There are many aspiring artists in Montreal taking the long and winding independent road. Such artists are letting their music speak for itself and earning their colours as performers. Caroline Keating is one of them. Her music and charming personality have made this singer-songwriter one of Canada’s most interesting and promising musicians.
“I just really love stories,” the Montreal-based musician says, describing what inspires her musical projects. “I love reading stories. I like making up stories. I’ve always loved doing it and at some point the piano just kind of become my paper. Instead of writing it down I made songs out of it and every now and then I come out from my little story world and I share it with people. That’s basically me.’
Keating’s songs are peppered with influences from the likes of Billie Holliday, Nina Simone, Joni Mitchell and Bob Dylan. For Keating, music has always been a part of her. While the stories she conjured up were once confined to paper, they come alive through the medium of her spright fingers and her jazzy vocals, at once charming and nostalgic.

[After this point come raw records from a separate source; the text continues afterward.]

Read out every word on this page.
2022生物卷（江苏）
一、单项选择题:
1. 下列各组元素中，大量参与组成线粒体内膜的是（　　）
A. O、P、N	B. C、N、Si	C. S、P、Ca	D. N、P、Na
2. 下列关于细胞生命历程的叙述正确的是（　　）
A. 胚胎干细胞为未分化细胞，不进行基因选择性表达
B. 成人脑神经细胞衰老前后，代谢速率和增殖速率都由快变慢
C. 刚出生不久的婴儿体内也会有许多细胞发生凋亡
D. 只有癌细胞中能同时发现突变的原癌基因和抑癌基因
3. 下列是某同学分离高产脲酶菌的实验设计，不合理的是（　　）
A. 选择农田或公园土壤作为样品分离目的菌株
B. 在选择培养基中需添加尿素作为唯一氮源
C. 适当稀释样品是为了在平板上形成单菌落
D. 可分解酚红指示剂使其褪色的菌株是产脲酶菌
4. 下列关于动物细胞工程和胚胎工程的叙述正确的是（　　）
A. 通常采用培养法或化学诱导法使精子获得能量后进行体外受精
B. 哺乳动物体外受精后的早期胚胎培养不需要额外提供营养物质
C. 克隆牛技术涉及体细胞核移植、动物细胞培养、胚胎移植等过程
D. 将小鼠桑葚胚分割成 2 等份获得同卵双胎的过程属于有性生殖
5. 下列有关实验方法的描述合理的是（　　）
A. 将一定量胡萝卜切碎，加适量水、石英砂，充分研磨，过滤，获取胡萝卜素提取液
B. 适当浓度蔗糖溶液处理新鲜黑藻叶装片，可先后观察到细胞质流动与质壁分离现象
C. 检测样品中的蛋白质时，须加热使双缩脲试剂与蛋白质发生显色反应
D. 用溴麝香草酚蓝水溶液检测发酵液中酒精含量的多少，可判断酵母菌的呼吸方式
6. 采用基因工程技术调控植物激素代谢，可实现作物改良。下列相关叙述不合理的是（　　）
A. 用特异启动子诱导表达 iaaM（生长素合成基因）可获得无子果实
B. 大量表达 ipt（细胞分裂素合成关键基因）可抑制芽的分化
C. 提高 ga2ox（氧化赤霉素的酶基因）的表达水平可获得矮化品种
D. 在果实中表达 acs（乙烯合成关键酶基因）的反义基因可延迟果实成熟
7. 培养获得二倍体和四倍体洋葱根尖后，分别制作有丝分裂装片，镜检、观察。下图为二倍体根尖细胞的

These days, Keating has been listening to Joni Mitchell’s Court and Spark and to a Swedish band called The Deportees. “No one really knows about them but everyone should know about them,” she explains. “Just really good music. It has a disco seventies Fleetwood Mac kind of feel.” More importantly, having returned from a tour in Germany, she’s has been in the studio lately working on her long-awaited first album. According to Keating, the album started taking shape when she first met up with sound engineer Drew Malamud: “[Drew] is really good. He’s worked with Metric and Grizzly Bear. He decided to give me a shot and gave me some time in the studio,” she says. Keating was also recently awarded a FACTOR grant: “This way the government gives you half the money and pays you back after you’ve completed the product. You can do what you want. They’ve approved your musical project and so there is no telling what kind of songs you should make. It’s any musicians dream. Un-compromised art. It’s more than just money, it’s your country’s support and it’s such an honour to receive it.”
In addition to working on her album, Keating is getting ready some upcoming shows – at Bar St. Laurent 2 and at POP Montreal. This will be her third time playing POP. Of her first experience with POP, she says, ” The creative director, Daniel Seligman came to see me four years ago when I was playing Cafe Dépanneur and there were four people there and he was one of them. He was sort of like, ‘what are you doing, come on do something, play shows, don’t hide in cafes!’ He invited me to play Fringe Pop and I played POP that year.” Keating spoke of her experience fondly: “POP is what I think of as like a family, and I like to consider myself part of that family. They really look after the artists that they are into […] They are a great festival because they really believe in what I think is left to believe in in the music industry. Music for the love of music and people coming together for the love of music.”